The pair left the store with a shopping cart full of back-to-school items such as binders, “lots of paper” and flash drives for digital storage. They also were smiling about the $24 in savings which was achieved.
However, Karen Hiatt explained that money wasn’t the big motivator for their shopping excursion Saturday.
“Normally, I try to stay away from the crowds,” she said of a period some merchants compare to Black Friday, the major shopping day after Thanksgiving. But this year, “I’m waiting until the last minute to get their school supplies,” the mom said sheepishly of her children’s needs for returning to classes.
Similar scenes were playing out elsewhere around town. That included heavy traffic — and near-full parking lots, along with crowded checkout lines — at shopping areas including Walmart, Mayberry Mall and downtown Mount Airy in addition to Forrest Oaks Shopping Center, where Staples is located, and other centers.
“Really, we’ve been pretty steady this tax-free weekend,” said Amanda McConkey, manager of Dollar General on North Andy Griffith Parkway.
The lure is no sales tax being charged on purchases not only of school supplies, but items such as clothing, shoes and computers.
There are limitations on tax-exempt products, including clothing, footwear and school supplies less than $100 per item; school instructional materials less than $300; sports and recreational equipment less than $50; computers less than $3,500; and computer supplies less than $250.
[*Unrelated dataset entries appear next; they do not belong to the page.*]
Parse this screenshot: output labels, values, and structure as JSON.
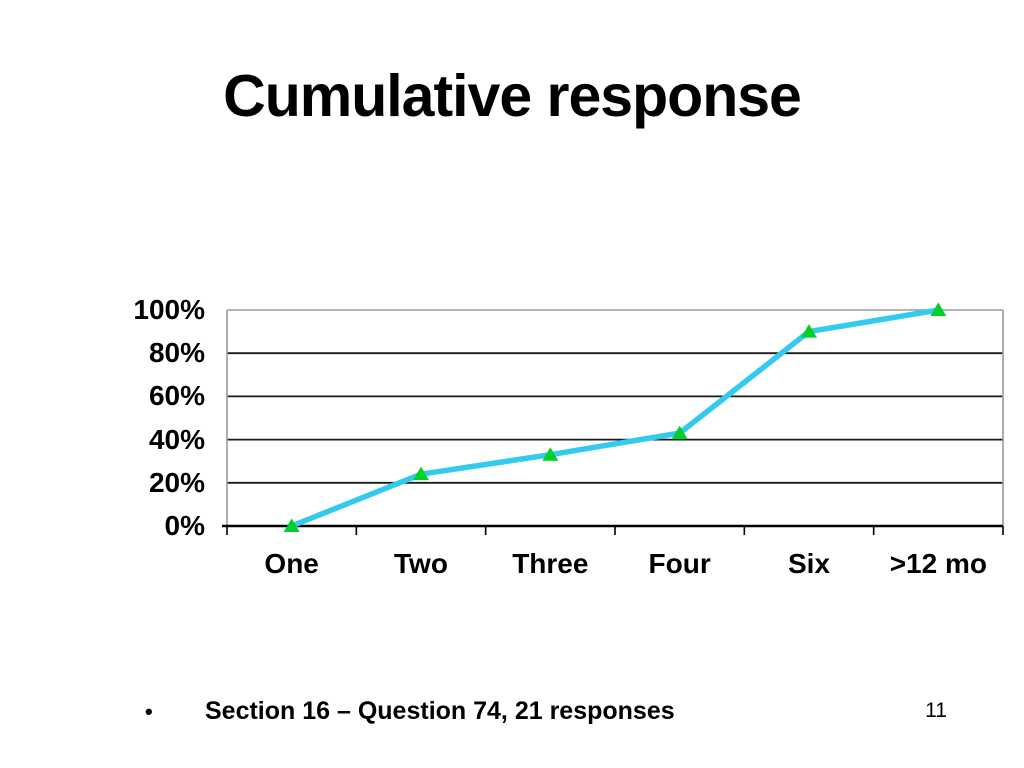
{
  "slide": {
    "title": "Cumulative response",
    "bullet_glyph": "•",
    "footnote": "Section 16 – Question 74, 21 responses",
    "page_number": "11"
  },
  "chart_data": {
    "type": "line",
    "title": "",
    "categories": [
      "One",
      "Two",
      "Three",
      "Four",
      "Six",
      ">12 mo"
    ],
    "series": [
      {
        "name": "Cumulative response",
        "values": [
          0,
          24,
          33,
          43,
          90,
          100
        ]
      }
    ],
    "xlabel": "",
    "ylabel": "",
    "ylim": [
      0,
      100
    ],
    "y_tick_values": [
      0,
      20,
      40,
      60,
      80,
      100
    ],
    "y_tick_labels": [
      "0%",
      "20%",
      "40%",
      "60%",
      "80%",
      "100%"
    ],
    "grid": "horizontal",
    "legend_position": "none",
    "colors": {
      "line": "#33CAEE",
      "marker": "#00D02A",
      "gridline": "#1a1a1a",
      "plot_border": "#9a9a9a",
      "axis": "#000000",
      "background": "#ffffff",
      "text": "#000000"
    },
    "marker_shape": "triangle"
  }
}
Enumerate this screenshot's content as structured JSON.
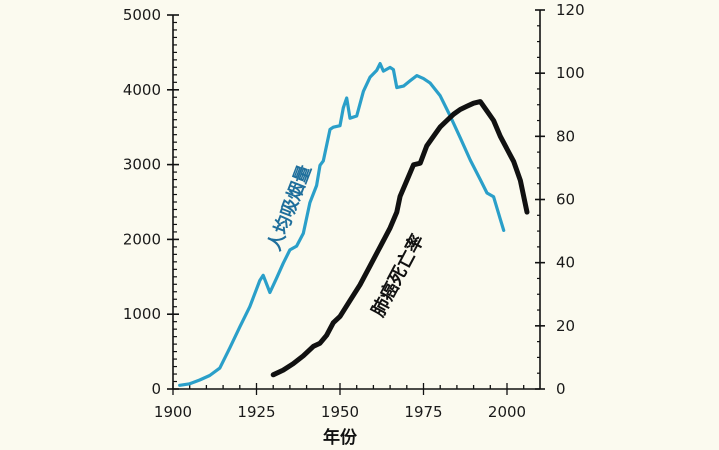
{
  "chart_data": {
    "type": "line",
    "title": "",
    "xlabel": "年份",
    "ylabel_left": "",
    "ylabel_right": "",
    "xlim": [
      1900,
      2007
    ],
    "ylim_left": [
      0,
      5000
    ],
    "ylim_right": [
      0,
      120
    ],
    "x_ticks": [
      "1900",
      "1925",
      "1950",
      "1975",
      "2000"
    ],
    "y_left_ticks": [
      "0",
      "1000",
      "2000",
      "3000",
      "4000",
      "5000"
    ],
    "y_right_ticks": [
      "0",
      "20",
      "40",
      "60",
      "80",
      "100",
      "120"
    ],
    "grid": false,
    "series": [
      {
        "name": "人均吸烟量",
        "axis": "left",
        "color": "#2a9fc9",
        "x": [
          1902,
          1905,
          1908,
          1911,
          1914,
          1917,
          1920,
          1923,
          1926,
          1927,
          1929,
          1931,
          1933,
          1935,
          1937,
          1939,
          1941,
          1943,
          1944,
          1945,
          1947,
          1948,
          1950,
          1951,
          1952,
          1953,
          1955,
          1957,
          1959,
          1961,
          1962,
          1963,
          1965,
          1966,
          1967,
          1969,
          1971,
          1973,
          1975,
          1977,
          1980,
          1983,
          1986,
          1989,
          1992,
          1994,
          1996,
          1998,
          1999
        ],
        "values": [
          50,
          70,
          120,
          180,
          280,
          550,
          830,
          1100,
          1450,
          1520,
          1290,
          1480,
          1680,
          1860,
          1910,
          2080,
          2490,
          2720,
          2990,
          3050,
          3470,
          3500,
          3520,
          3760,
          3890,
          3620,
          3650,
          3980,
          4170,
          4260,
          4350,
          4250,
          4300,
          4270,
          4030,
          4050,
          4120,
          4190,
          4150,
          4090,
          3920,
          3650,
          3360,
          3060,
          2800,
          2620,
          2570,
          2270,
          2120
        ]
      },
      {
        "name": "肺癌死亡率",
        "axis": "right",
        "color": "#111111",
        "x": [
          1930,
          1933,
          1936,
          1939,
          1942,
          1944,
          1946,
          1948,
          1950,
          1953,
          1956,
          1959,
          1962,
          1965,
          1967,
          1968,
          1970,
          1972,
          1974,
          1976,
          1978,
          1980,
          1982,
          1984,
          1986,
          1988,
          1990,
          1992,
          1994,
          1996,
          1998,
          2000,
          2002,
          2004,
          2006
        ],
        "values": [
          4.5,
          6,
          8,
          10.5,
          13.5,
          14.5,
          17,
          21,
          23,
          28,
          33,
          39,
          45,
          51,
          56,
          61,
          66,
          71,
          71.5,
          77,
          80,
          83,
          85,
          87,
          88.5,
          89.5,
          90.5,
          91,
          88,
          85,
          80,
          76,
          72,
          66,
          56
        ]
      }
    ],
    "annotations": [
      {
        "text": "人均吸烟量",
        "near": "blue curve, rising section ~1920s-1940s",
        "color": "#1f6f9c"
      },
      {
        "text": "肺癌死亡率",
        "near": "black curve, rising section ~1950s-1970s",
        "color": "#111111"
      }
    ],
    "legend": "none (inline labels)"
  },
  "labels": {
    "x_title": "年份",
    "smoking_label": "人均吸烟量",
    "cancer_label": "肺癌死亡率"
  }
}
At Kmart in Mayberry Mall, Adriana Barron and other family members, hailing altogether from Dobson and Pilot Mountain, were taking full advantage of the tax-free weekend. This included helping her little brother, Erik, 11, select supplies for the new academic year at Pilot Mountain Elementary School.
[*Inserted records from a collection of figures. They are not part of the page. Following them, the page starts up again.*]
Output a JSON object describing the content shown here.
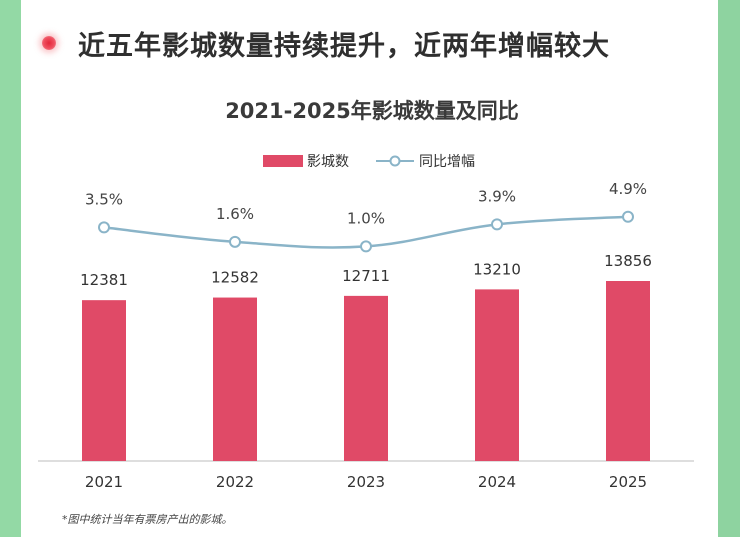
{
  "heading": {
    "text": "近五年影城数量持续提升，近两年增幅较大"
  },
  "chart_data": {
    "type": "bar",
    "title": "2021-2025年影城数量及同比",
    "categories": [
      "2021",
      "2022",
      "2023",
      "2024",
      "2025"
    ],
    "series": [
      {
        "name": "影城数",
        "kind": "bar",
        "color": "#e04a67",
        "values": [
          12381,
          12582,
          12711,
          13210,
          13856
        ],
        "labels": [
          "12381",
          "12582",
          "12711",
          "13210",
          "13856"
        ]
      },
      {
        "name": "同比增幅",
        "kind": "line",
        "color": "#8ab4c8",
        "values": [
          3.5,
          1.6,
          1.0,
          3.9,
          4.9
        ],
        "labels": [
          "3.5%",
          "1.6%",
          "1.0%",
          "3.9%",
          "4.9%"
        ]
      }
    ],
    "legend_position": "top-center",
    "grid": false
  },
  "footnote": "*图中统计当年有票房产出的影城。"
}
Their list included colored pencils, paper and sticky notes.
Business operators say the tax-free weekend is coming at a good time, with solid sales figures showing there might be hope for the economy.
“Business has been very strong,” said Terry Horton, store manager of Staples. “Compared to a regular Saturday, tax-free weekend is always a plus for us.”
As of Saturday afternoon, Horton figured that sales for the weekend thus far were “about even with last year.”
He added, “but I’m positive about that,” since this means consumers haven’t cut back since then.
Horton also said that with his store at least, Sunday — strangely — is usually the biggest shopping day of the three-day weekend.
Computers have been among the biggest sellers at Staples in addition to the school supplies that constitute a good portion of its inventory.
At Dollar General, McConkey, the manager, said customers seemed to be most interested in “essentials — book bags and stuff. And they are going for the sales.”
It is estimated that the state will lose about $13.6 million in revenue this weekend because of the sales-tax moratorium.
At least one observer, the head of a statewide merchants group, has said that instead of putting back the savings, customers are likely to see it as “found money” for spending on treats or other frills for the family.